Patients have multiple points of contact with the hospital; before they are admitted, while they are in the hospital, and when they go home. If you can answer the following questions you have a basis for improving patient satisfaction.
- Which points of contact have the greatest impact on patient satisfaction?
- When did anyone last ask patients to define their expectations?
- Which points of contact affect most of your patients?
- Which points of contact are frequented most by your patients?
- What are the consequences of not knowing these answers?
The answers to these questions do not require purchasing data, nor do they require coaching.
Two highly frequented points of contact are your website and your call center.
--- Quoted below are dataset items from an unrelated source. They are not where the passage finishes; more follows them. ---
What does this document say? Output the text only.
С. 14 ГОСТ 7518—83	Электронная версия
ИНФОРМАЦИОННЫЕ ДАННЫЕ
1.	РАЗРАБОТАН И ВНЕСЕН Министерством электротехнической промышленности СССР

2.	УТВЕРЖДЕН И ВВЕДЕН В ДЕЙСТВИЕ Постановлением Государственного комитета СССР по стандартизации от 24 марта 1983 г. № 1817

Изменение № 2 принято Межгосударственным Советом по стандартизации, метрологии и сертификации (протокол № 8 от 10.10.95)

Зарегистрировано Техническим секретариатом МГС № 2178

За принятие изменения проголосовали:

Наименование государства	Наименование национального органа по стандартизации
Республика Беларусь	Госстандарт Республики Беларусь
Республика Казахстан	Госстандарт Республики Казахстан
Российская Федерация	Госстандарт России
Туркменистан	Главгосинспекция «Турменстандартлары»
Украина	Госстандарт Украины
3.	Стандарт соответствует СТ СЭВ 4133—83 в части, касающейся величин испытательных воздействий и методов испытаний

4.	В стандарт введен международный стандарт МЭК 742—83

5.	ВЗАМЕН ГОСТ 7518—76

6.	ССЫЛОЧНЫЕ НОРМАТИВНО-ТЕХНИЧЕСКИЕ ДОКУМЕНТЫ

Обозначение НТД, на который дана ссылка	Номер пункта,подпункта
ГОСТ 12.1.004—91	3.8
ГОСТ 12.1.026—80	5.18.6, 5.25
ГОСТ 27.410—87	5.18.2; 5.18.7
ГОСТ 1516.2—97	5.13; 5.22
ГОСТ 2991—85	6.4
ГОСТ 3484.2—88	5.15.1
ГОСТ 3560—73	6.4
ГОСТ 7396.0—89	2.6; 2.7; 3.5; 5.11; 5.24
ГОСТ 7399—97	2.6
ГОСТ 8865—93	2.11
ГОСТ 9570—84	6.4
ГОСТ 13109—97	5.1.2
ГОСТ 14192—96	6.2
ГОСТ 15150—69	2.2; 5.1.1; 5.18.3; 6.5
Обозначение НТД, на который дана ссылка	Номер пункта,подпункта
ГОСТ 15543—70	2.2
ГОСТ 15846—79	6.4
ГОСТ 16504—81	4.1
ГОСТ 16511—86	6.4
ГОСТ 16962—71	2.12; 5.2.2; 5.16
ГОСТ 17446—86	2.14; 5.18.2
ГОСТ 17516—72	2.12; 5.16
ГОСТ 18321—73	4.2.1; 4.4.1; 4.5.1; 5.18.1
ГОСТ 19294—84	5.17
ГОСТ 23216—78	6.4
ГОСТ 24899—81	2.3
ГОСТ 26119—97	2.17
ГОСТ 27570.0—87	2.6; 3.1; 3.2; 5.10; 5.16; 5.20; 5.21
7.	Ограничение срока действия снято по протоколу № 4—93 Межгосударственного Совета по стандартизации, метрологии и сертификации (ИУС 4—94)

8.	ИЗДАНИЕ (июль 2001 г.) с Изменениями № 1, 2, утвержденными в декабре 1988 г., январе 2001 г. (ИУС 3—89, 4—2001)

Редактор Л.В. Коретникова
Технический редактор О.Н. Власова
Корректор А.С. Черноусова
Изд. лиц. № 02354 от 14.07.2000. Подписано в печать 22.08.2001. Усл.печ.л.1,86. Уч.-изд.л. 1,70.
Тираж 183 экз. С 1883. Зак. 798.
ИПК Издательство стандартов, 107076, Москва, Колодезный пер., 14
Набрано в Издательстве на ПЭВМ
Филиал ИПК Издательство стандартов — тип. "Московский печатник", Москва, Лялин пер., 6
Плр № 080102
Go to your web site and try to complete a simple task—schedule an appointment, or try to understand your bill—taks that might be done by a patient or by a patient’s family member. Could you do it? Were you satisfied?
Now dial the call center and ask the person who answers the phone a question about Medicaid or Medicare billing. Could that person give you the correct answer? Could the person they transferred you to give you the correct answer? Did the recorded voice telling you to call back between the hours of eight and five give you the correct answer? Were you satisfied?
If you were not satisfied, why would you expect your patients to be satisfied? Satisfaction has everything to do about processes and customer service. Data and smiles do nothing to improve broken processes and poor customer service.
Reblogged this on Optimizing Healing Healthcare and commented:
Paul Roemer describes the difference between “patient experience” and “patient satisfaction” in this blog. My concise explanation of the difference — and there is definitely a difference! — is that “patient satisfaction” is the rating a patient gives their experience based on how well their expectations were “satisfied” (met).
Spot on Doug!
I love this because it reminds us to look at our organizations from the customer or patient perspective and get back to the basics-simple is good!
Molly, thanks for reading and commenting. I’ve always thought more can be learned by buying donuts and coffee for the front-line people and asking them how to improve the business than by talking to the people with the big offices. If you would like to link please send me an invite at email@example.com
Truly it is about process improvement. It was clear to me early in my career in health care access back in the ’80’s, when I could not understand why the process for buying a head of lettuce at the supermarket was “far more efficient” (because of bar scanning technology) as compared to how we registered and admitted patients. While today, many solutions including, giant sophisticated EMRs are becoming installed, there is still much missed opportunity to align process and experience. I agree, focus should begin at key touch points, however, the full experience occurs throughout a patients journey through the continuum. The experience and processes need to remain streamlined and consistent.
I’ve always been a stickler between being efficient and being effective. It is always easier to make really bad processes efficient–i.e. to make them faster. That is why I am not a fan of Six Sigma. Instead of shaving 30 seconds of the admissions process, why not eliminate the admissions process by letting patients admit themselves online?